Пантагрюэль уныло плелся за ней, за Пантагрюэлем тащился Левин.
Оставить собаку ему или удивить маму беременной сукой?
Размышляя над этим вопросом, Дина открыла дверь и пошла собирать чемодан.
Едва он сварил кофе, едва налил его в две чашки – именно в две, а не одну, как делал всегда, – едва поставил на стол сахарницу и сливки в узконосом кувшинчике, едва отдышался, пригладил волосы и поправил очки, как…

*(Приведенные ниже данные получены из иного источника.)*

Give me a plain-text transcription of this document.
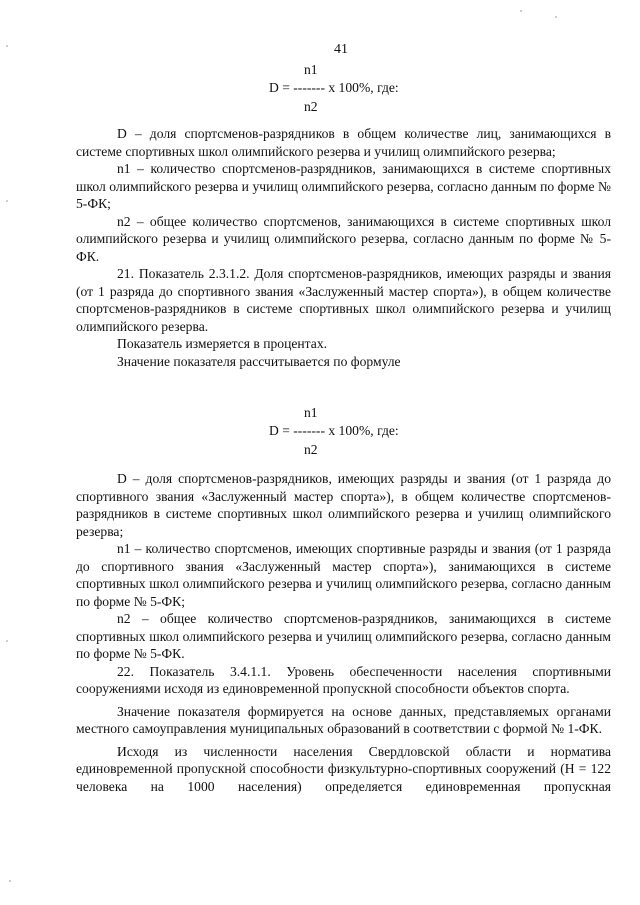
41
n1
D = ------- x 100%, где:
n2

D – доля спортсменов-разрядников в общем количестве лиц, занимающихся в системе спортивных школ олимпийского резерва и училищ олимпийского резерва;

n1 – количество спортсменов-разрядников, занимающихся в системе спортивных школ олимпийского резерва и училищ олимпийского резерва, согласно данным по форме № 5-ФК;

n2 – общее количество спортсменов, занимающихся в системе спортивных школ олимпийского резерва и училищ олимпийского резерва, согласно данным по форме № 5-ФК.

21. Показатель 2.3.1.2. Доля спортсменов-разрядников, имеющих разряды и звания (от 1 разряда до спортивного звания «Заслуженный мастер спорта»), в общем количестве спортсменов-разрядников в системе спортивных школ олимпийского резерва и училищ олимпийского резерва.

Показатель измеряется в процентах.

Значение показателя рассчитывается по формуле

n1
D = ------- x 100%, где:
n2

D – доля спортсменов-разрядников, имеющих разряды и звания (от 1 разряда до спортивного звания «Заслуженный мастер спорта»), в общем количестве спортсменов-разрядников в системе спортивных школ олимпийского резерва и училищ олимпийского резерва;

n1 – количество спортсменов, имеющих спортивные разряды и звания (от 1 разряда до спортивного звания «Заслуженный мастер спорта»), занимающихся в системе спортивных школ олимпийского резерва и училищ олимпийского резерва, согласно данным по форме № 5-ФК;

n2 – общее количество спортсменов-разрядников, занимающихся в системе спортивных школ олимпийского резерва и училищ олимпийского резерва, согласно данным по форме № 5-ФК.

22. Показатель 3.4.1.1. Уровень обеспеченности населения спортивными сооружениями исходя из единовременной пропускной способности объектов спорта.

Значение показателя формируется на основе данных, представляемых органами местного самоуправления муниципальных образований в соответствии с формой № 1-ФК.

Исходя из численности населения Свердловской области и норматива единовременной пропускной способности физкультурно-спортивных сооружений (Н = 122 человека на 1000 населения) определяется единовременная пропускная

Как в холле появилась она. С чемоданом и собакой на поводке. Желтые розы Дина держала под мышкой. Это обстоятельство тронуло его, вызвав комок в горле, потому что он очень стеснялся того, что купил розы, и был уверен, что Дина, посмеявшись над ним, сразу отправит цветы на помойку.
Левин выскочил в холл и перекрыл ей дорогу.
– Ты куда?
– К маме.
– Зачем?!
– Как зачем?! Ты же мечтал остаться в этой квартире один! Я ухожу. Во всяком случае, до тех пор, пока все не прояснится.
Левин выхватил у нее чемодан и поводок. Чемодан был тяжелый, с вещами. Дина не валяла дурака, как он вчера, она действительно собралась уходить.
– Я тебя не пущу!
– Не имеешь права.
– Имею! Я кофе сварил… на двоих. Розы купил. Наконец, я выгулял твою собаку и лазил в кусты, с совком!
– Мне Борис велел уйти к маме на время.
– Ча-ча-ча?
– Да, он говорит, что оставаться в этой квартире опасно. За Инну Покровскую многие начнут ломать копья. Я поживу у мамы. Ты тоже будь осторожнее.